Paulo

a principalement passé entre les gouttes

  • Agnès :
    « Notre nom, lui aussi, nous échoit par hasard, poursuivit-elle, sans que nous sachions quand il est apparu dans le monde, ni comment un ancêtre inconnu a bien pu l’attraper. Nous ne comprenons pas du tout ce nom, nous ne connaissons rien rien de son histoire, et pourtant nous le portons avec une fidélité exaltée, nous nous confondons avec lui, il nous plait bien, nous sommes ridiculement fier de lui comme si nous l’avions inventé nous-mêmes sous le coup d’une inspiration géniale. Pour le visage, c’est pareil.(...)un moment vient où l’on se tient devant la glace et l’on se dit : est-ce que cela c’est vraiment moi ? et pourquoi ? pourquoi devrais-je me solidariser avec ça ? que m’importe ce visage , Et à partir de là tout commence à s’effondrer. »
    (milan kundera, L’immortalité, pages 58-59, Folio)

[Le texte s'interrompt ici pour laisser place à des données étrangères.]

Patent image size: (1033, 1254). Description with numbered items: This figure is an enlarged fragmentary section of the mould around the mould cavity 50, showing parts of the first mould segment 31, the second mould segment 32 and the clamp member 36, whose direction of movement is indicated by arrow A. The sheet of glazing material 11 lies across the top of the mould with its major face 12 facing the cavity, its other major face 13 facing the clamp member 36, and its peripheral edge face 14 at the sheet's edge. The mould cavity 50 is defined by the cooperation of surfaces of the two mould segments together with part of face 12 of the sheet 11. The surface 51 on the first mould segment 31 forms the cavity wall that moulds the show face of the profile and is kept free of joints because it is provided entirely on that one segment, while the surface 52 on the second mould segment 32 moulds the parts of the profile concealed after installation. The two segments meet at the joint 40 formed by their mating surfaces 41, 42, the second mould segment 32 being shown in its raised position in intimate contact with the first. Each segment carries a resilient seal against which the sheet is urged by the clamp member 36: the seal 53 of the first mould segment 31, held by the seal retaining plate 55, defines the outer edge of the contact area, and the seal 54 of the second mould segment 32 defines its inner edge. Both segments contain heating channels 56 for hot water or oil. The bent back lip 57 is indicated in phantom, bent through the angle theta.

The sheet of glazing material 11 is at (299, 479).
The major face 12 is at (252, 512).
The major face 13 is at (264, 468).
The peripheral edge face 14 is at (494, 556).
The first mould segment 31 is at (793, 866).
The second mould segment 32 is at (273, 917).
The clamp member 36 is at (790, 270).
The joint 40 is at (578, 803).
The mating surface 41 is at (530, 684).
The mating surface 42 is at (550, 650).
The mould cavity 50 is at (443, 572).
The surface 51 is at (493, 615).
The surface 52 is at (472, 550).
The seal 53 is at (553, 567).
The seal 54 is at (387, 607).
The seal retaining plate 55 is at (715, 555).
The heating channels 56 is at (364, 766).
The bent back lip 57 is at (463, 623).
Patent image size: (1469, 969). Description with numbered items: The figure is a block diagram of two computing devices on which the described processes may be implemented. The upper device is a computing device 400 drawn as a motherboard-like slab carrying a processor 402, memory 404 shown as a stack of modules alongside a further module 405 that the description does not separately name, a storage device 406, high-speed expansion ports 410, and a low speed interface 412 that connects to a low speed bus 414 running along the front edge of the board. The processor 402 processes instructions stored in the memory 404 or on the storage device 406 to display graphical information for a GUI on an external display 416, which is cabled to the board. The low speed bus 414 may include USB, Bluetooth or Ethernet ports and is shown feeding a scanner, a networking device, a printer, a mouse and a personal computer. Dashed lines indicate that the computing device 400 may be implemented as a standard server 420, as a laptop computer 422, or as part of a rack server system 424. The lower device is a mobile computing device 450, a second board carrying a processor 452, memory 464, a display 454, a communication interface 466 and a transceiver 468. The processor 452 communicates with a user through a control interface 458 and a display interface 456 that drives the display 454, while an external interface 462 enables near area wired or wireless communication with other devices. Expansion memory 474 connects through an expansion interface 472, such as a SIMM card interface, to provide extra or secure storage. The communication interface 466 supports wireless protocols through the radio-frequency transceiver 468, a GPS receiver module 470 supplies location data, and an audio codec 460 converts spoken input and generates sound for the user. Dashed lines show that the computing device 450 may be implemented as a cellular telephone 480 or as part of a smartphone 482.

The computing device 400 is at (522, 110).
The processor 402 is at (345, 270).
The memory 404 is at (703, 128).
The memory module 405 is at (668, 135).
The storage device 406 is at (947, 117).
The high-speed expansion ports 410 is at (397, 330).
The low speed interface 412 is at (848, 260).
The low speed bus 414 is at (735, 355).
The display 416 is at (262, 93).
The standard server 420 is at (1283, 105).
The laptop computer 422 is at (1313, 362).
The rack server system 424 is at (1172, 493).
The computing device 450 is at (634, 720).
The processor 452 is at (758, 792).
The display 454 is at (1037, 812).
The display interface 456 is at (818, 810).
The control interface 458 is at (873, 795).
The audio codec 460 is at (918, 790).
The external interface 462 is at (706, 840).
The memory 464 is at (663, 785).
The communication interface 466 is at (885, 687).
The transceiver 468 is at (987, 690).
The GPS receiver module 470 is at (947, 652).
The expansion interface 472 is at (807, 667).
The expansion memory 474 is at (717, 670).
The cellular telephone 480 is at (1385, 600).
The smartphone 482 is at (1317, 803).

    plus loin, Agnès poursuit sa recherche, elle juge que : « ce qui est insoutenable dans la vie, ce n’est pas d’être, mais d’être son moi. »(p381)

    tout ceci est frappant de perspicacité, mais comment être sûr ? Je me souviens d’une analyse d’un psy anglais ( Laing ? un autre ?) lequel soutenait, d’une façon aussi convaincante que le visage vous dénonce car il se façonne suivant votre vie et ses défaillances. Effectivement on croit découvrir dans les défauts d’un visage les défauts d’un être...
    sans oublier Levinas qui espérait que le visage arrête l’assassin sur le point de tuer

    reste que le nom est certes arbitraire, il nous tombe dessus comme la fiente d’une mouette. Ni plus ni moins.
    Il faut être un peu lassé, en général, pour errer là-dedans. C’était le cas de W Benjamin, probablement excédé par sa situation au monde. kundera ( homme las s’il en est) y a réfléchi :

    « après cette deuxième phase de la vie, où l’homme ne peut quitter la mort des yeux, en vient une troisième, la plus courte et la plus secrète, dont on sait très peu de chose et dont on ne parle pas. Ses forces déclinent et une désarmante fatigue s’empare de l’homme. Fatigue : pont silencieux qui mène de la rive de la vie à la rive de la mort. La mort est si proche qu’on s’ennuie à la regarder. Comme autrefois, elle est non-vue et non-visible. Non-vue, comme les objets trop familiers, trop connus. L’homme fatigué regarde par la fenêtre et contemple le feuillage des arbres dont il prononce mentalement le nom : marronnier, peuplier, érable. Ces noms sont beaux comme l’être même. » Etc

    Et là ça me frappe sinon par sa vérité du moins par la proximité d’avec ce que l’on vit, passé un certain âge.